『ちむどんどん』『カーネーション』でお坊ちゃん役 渡辺大知演じる金吾に反撃の余地は?

渡辺大知は朝ドラ“お坊ちゃん役”の常連?

 個性豊かな沖縄四兄妹の日々を描いたNHK連続テレビ小説『ちむどんどん』は、四兄妹それぞれが騒がしく、ドタバタしているが、彼らを取り囲む人たちも同じくらい個性的で騒がしい。特に周りに振り回されているのは、長女の良子(川口春奈)ではないだろうか。

 良子は学生時代からの友人・博夫(山田裕貴)に好意を寄せている。第20話では「俺と、けっ……、勉強会しよう!」と、博夫が良子に言う場面があり、博夫も良子のことを好ましく思っているようなのだが、決定的な一言が出てこない。逆に、良子は博夫と対照的な性格の喜納金吾(渡辺大知)に熱烈なアピールを受けている。金吾は良子の職場に花を持って押しかけ、人目も憚らず求愛。その常識知らずな行動は良子の兄で、問題児の賢秀(竜星涼)を彷彿とさせる。このふたりは仲が良いわけではないようだが、その掛け合いは息ぴったりで、やはりどこか通じるものがあるのでは? とつい考えてしまう。

 金吾は良子たちの村の製糖工場の息子。村では有数の裕福な家の跡取り。『ちむどんどん』では、眞境名商事社長の息子・英樹(時任勇気)や屋良物産社長の娘・ひとみ(池間夏海)のように、村では名の知れた名家の子息が出てきているが、いずれもちょっと性格に難があった。だが金吾は、トイレで遭遇した賢秀にさりげなくハンカチを差し出し、賢秀に言い寄ってきている我那覇(田久保宗稔)は前科持ちの詐欺師であることを教える。どうやら金吾はこれまでの御曹司たちと違って、紳士的な一面があるようだ。

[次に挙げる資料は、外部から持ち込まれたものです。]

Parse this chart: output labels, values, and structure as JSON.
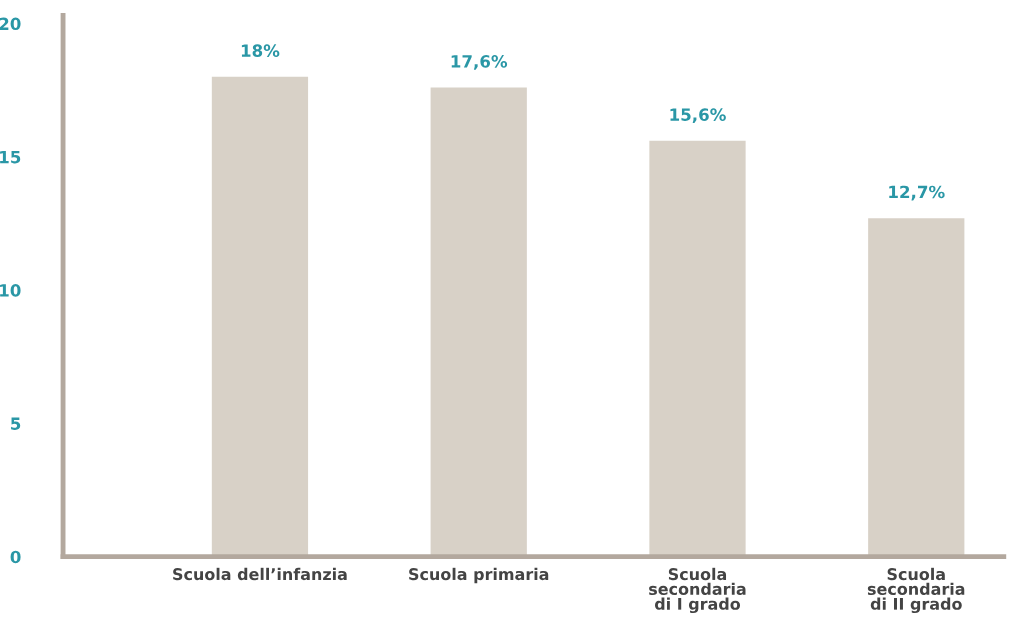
{
  "chart_data": {
    "type": "bar",
    "categories": [
      "Scuola dell’infanzia",
      "Scuola primaria",
      "Scuola\nsecondaria\ndi I grado",
      "Scuola\nsecondaria\ndi II grado"
    ],
    "values": [
      18,
      17.6,
      15.6,
      12.7
    ],
    "value_labels": [
      "18%",
      "17,6%",
      "15,6%",
      "12,7%"
    ],
    "color": "#d8d1c7",
    "ylim": [
      0,
      20.3
    ],
    "yticks": [
      0,
      5,
      10,
      15,
      20
    ],
    "grid": false,
    "legend": false
  }
}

 そんな金吾を演じているのが渡辺大知だ。渡辺は2007年、高校在学中にロックバンド・黒猫チェルシーを結成してボーカルを務め、2010年にデビュー(現在、バンドは活動休止中)。2009年に俳優の田口トモロヲが監督を務めた映画『色即ぜねれいしょん』で、演技未経験ながら、オーディションで2000人の中から主役に選ばれ、俳優デビューを果たし、その年の日本アカデミー賞で新人俳優賞を受賞。その後もさまざまな映画やドラマに出演しながら、2015年に舞台『男子!レッツラゴン』で初舞台で主演、2021年にドラマ『イタイケに恋して』(読売テレビ・日本テレビ系)で地上波の連続ドラマに初主演するなど順調にキャリアを重ねてきた。NHKとも縁が深く、大河ドラマ『いだてん〜東京オリムピック噺〜』(2019年)には森繁久彌役、『青天を衝け』(2021年)には徳川家定役で出演している。朝ドラもこの『ちむどんどん』が3作目の出演となる。